Pink Club
In the club at Garki, we dance in silence
because we are illegal, because the man
who tastes of gin also tastes of fear,
because the club is hidden in the eye of the night,
in a place where man dancing into another man
is a beautiful song humming deep within my veins,
I want to know heaven in the mouth of a boy
and we are crying because we are free,
because there’s no sin inside dance,
because your father’s voice is a far country
where sadness resides, call it home,
call it a place where boys who taste of flowers
are stolen at night.
You know sanctuary is where you run
into anyone that calls you home.
The drag queen dancing close to you
tastes of whiskey, you want to lie inside her,
close your eyes and walk away into her voice,
you want to fill your bones with wine
till a boy swims into your hands.
The bar sings of freedom, we keep wrecking it
because for once you are a butterfly
fluttering on the tongue of a boy
who called you beautiful.
I’m lying on a sofa because I’m dreaming
of cities filled with freedom,
because I’m free to drink pink gin from a pink bar.

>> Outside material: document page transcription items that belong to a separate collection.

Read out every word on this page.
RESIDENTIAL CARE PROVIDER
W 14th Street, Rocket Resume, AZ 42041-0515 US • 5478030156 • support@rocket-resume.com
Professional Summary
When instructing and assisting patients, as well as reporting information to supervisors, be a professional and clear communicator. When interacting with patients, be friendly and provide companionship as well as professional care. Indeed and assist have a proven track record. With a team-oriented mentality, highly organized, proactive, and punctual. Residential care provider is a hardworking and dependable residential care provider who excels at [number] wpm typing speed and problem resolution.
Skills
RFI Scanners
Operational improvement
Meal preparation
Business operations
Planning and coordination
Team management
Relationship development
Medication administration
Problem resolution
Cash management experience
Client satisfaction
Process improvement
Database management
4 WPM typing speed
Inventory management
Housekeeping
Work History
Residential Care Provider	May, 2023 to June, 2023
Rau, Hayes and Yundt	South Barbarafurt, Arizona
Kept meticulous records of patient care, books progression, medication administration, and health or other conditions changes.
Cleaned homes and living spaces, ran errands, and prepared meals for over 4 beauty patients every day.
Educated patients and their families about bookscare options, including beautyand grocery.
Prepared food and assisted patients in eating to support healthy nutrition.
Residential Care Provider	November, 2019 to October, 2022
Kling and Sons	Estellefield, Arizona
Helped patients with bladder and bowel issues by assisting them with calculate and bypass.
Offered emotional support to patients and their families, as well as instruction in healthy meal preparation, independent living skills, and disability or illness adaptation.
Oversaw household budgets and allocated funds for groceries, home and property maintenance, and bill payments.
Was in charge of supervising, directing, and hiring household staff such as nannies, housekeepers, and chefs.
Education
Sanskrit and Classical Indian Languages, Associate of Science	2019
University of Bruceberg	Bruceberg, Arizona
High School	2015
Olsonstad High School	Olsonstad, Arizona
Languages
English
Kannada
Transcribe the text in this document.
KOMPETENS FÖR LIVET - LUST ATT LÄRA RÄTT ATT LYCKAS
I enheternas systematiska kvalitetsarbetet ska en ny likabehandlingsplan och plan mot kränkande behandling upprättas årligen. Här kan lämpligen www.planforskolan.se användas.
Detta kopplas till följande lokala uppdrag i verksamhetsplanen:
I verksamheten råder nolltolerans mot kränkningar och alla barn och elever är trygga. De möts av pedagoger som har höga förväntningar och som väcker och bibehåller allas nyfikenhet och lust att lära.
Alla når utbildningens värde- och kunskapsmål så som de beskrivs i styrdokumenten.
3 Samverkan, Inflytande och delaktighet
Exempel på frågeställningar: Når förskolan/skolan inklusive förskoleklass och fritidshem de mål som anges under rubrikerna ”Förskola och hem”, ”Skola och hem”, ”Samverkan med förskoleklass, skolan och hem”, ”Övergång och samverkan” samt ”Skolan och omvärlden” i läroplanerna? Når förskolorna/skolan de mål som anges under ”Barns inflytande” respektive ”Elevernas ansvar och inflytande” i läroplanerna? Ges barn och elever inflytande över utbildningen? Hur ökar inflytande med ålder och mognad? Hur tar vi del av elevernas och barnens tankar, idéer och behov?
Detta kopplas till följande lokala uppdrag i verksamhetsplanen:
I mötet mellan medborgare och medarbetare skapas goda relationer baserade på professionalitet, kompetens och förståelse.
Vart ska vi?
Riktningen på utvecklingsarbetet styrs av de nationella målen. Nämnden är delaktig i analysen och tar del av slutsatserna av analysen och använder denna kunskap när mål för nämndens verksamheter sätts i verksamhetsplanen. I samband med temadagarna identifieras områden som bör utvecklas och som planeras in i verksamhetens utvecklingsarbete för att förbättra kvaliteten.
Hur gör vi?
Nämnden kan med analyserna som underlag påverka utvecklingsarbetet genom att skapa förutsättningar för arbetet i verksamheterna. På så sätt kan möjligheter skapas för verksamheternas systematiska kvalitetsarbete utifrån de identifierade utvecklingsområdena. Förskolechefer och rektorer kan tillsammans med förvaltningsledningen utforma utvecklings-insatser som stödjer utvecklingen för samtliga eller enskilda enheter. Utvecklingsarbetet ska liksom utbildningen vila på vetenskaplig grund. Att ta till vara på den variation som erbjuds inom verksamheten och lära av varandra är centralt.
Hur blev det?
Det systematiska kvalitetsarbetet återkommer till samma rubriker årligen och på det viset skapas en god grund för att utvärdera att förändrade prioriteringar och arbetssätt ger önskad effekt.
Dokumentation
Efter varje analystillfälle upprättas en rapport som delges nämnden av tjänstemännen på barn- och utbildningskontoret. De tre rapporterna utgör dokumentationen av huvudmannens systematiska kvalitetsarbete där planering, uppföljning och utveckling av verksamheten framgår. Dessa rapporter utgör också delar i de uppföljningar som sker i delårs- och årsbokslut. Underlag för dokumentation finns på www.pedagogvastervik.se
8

Abuja sleeps because I’m free to raise
a city where boys who love other boys
are free to hold hands on the street.
You are laughing because this is strange,
because the first time you heard about this club
you thought about the boy who met love on Facebook,
who walked through his fear to meet a lynching
in a dark street, who couldn’t report to the police
because a gay man is a fire waiting to happen.
Neon lights run along our limbs as we lose ourselves to dance,
the day is on my tongue, I’m tipsy,
all I want to do is sit before the sun
and drink rainwater on the skin of the boy
who called my mouth a city of refuge.